A potential impact of the tariffs in the long run might be to boost domestic freight by giving local manufacturers an edge. However, the magnitude and sudden implementation of these tariffs means we likely won't see such benefits for a while, and the immediate damage will be more significant in the meantime, Uber Freight said in its “2025 Q1 Market update & outlook.”
That market volatility comes even as tough times continue in the freight market. In the U.S. full truckload sector, the cost per loaded mile currently exceeds spot rates significantly, which will likely push rate increases.
However, in the first quarter of 2025, spot rates are now falling, as they usually do in February following the winter peak. According to Uber Freight, this situation arose after truck operating costs rose 2 cents/mile in 2023 despite a 9-cent diesel price decline, thanks to increases in insurance (+13%), truck and trailer costs (+9%), and driver wages (+8%). Costs then fell 2 cents/mile in 2024, resulting in stable costs over the past two years.
Fortunately, Uber Freight predicts that the freight cycle could soon begin to turn, as signs of a recovery are emerging despite weak current demand. A measure of manufacturing growth called the ISM PMI edged up to 50.9 in December, surpassing the expansion threshold for the first time in 26 months.
Accordingly, new orders and production increased while employment stabilized.
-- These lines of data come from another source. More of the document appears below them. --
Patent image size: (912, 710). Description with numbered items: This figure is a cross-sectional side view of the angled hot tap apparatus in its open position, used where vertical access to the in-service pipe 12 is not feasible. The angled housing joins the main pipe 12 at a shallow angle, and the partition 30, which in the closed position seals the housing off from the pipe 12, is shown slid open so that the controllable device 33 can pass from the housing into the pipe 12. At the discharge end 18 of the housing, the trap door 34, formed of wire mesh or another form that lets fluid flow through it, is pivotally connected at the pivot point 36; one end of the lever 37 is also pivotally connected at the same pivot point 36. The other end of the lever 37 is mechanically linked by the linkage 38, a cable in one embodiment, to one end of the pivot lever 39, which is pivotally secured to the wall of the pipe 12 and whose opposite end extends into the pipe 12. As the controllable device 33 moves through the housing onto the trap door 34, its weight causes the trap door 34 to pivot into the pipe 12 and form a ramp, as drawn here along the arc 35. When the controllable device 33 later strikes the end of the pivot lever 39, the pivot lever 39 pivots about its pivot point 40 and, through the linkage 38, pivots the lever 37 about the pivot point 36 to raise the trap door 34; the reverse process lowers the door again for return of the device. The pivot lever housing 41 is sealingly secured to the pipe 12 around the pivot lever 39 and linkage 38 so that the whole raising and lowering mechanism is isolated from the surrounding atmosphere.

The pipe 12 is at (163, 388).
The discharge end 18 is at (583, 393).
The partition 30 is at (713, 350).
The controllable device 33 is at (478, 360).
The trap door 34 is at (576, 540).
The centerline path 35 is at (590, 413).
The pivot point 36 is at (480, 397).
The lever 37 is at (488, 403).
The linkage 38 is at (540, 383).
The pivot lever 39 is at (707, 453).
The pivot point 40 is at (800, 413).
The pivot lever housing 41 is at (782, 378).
That means the U.S. manufacturing economy appears to be expanding after a prolonged period of contraction, signaling a positive outlook for freight demand, Uber Freight said.
Part of the reason for that situation is that companies can’t adjust to tariffs overnight by finding new suppliers. “Supply chains are complex. Retailers continue to engage in diversification efforts. Unfortunately, it takes significant time to move supply chains, even if you can find available capacity,” NRF Vice President for Supply Chain and Customs Policy Jonathan Gold said in a release.
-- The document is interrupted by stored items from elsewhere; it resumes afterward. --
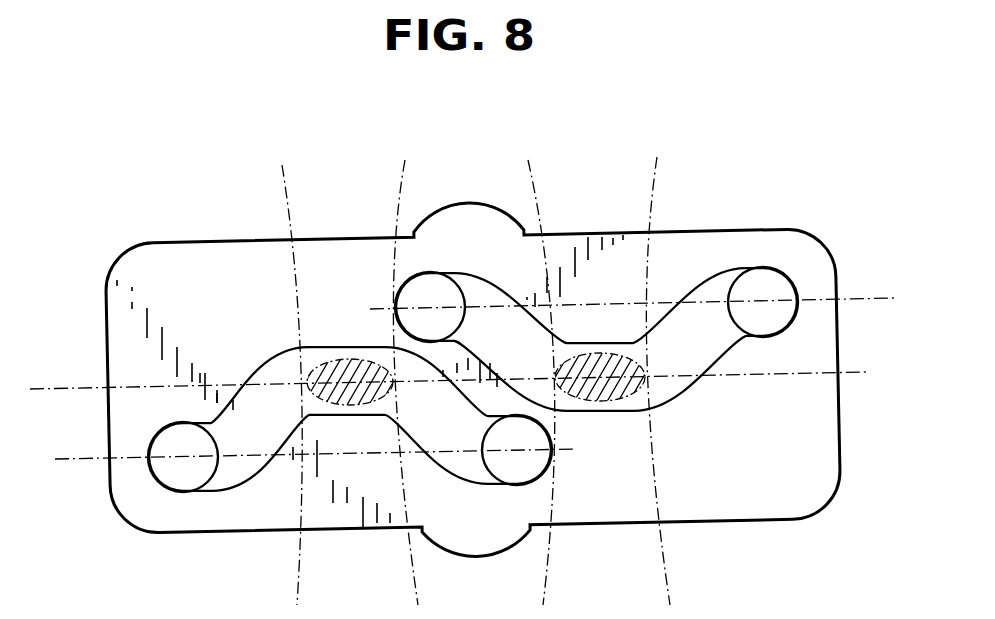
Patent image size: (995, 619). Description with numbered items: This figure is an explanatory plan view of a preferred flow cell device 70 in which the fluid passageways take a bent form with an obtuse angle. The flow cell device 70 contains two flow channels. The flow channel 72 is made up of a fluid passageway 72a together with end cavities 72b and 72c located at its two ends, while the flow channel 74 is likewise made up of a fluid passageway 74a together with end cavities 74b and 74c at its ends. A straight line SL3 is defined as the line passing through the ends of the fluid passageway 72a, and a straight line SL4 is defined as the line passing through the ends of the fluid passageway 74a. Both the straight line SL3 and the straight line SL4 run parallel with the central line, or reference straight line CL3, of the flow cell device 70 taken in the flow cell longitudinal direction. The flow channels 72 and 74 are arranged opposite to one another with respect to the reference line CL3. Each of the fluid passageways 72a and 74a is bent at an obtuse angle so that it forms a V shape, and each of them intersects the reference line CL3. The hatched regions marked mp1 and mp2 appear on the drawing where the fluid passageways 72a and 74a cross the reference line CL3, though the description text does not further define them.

The flow cell device 70 is at (594, 176).
The flow channel 72 is at (385, 424).
The fluid passageway 72a is at (431, 448).
The end cavity 72b is at (187, 492).
The end cavity 72c is at (543, 477).
The flow channel 74 is at (649, 355).
The fluid passageway 74a is at (716, 359).
The end cavity 74b is at (447, 280).
The end cavity 74c is at (799, 320).
The first intermediate position mp1 is at (345, 352).
The second intermediate position mp2 is at (603, 403).
The straight line SL3 is at (75, 463).
The straight line SL4 is at (868, 297).
The reference straight line CL3 is at (50, 393).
“While we support the need to address the fentanyl crisis at our borders, new tariffs on China and other countries will mean higher prices for American families,” Gold said. “Retailers have engaged in mitigation strategies to minimize the potential impact of tariffs, including frontloading of some products, but that can lead to increased challenges because of added warehousing and related costs. We hope to resolve our outstanding border security issues as quickly as possible because there will be a significant impact on the economy if increased tariffs are maintained and expanded.”
Hackett Associates Founder Ben Hackett said tariffs on Canada and Mexico would initially have minimal impact at ports because most imports from either country move by truck, rail or pipeline. In the long term, tariffs on goods that receive final manufacturing in Canada or Mexico but originate elsewhere could prompt an increase in direct maritime imports to the U.S. In the meantime, port cargo “could be badly hit” if tariffs on overseas Asian and European nations increase prices and prompt consumers to buy less, he said.
“At this stage, the situation is fluid, and it’s too early to know if the tariffs will be implemented, removed or further delayed,” Hackett said. “As such, our view of North American imports has not changed significantly for the next six months.”
U.S. ports covered by Global Port Tracker handled 2.14 million twenty-foot equivalent units (TEUs) in December, although the Port of New York and New Jersey and the Port of Miami have yet to report final data. That was down 0.9% from November but up 14.4% year over year, and would be the busiest December on record. For the year, December brought 2024 to a total of 25.5 million TEU, up 14.8% from 2023 and the highest level since 2021’s record of 25.8 million TEU during the pandemic.
Global Port Tracker provides historical data and forecasts for the U.S. ports of Los Angeles/Long Beach, Oakland, Seattle and Tacoma on the West Coast; New York/New Jersey, Port of Virginia, Charleston, Savannah, Port Everglades, Miami and Jacksonville on the East Coast, and Houston on the Gulf Coast.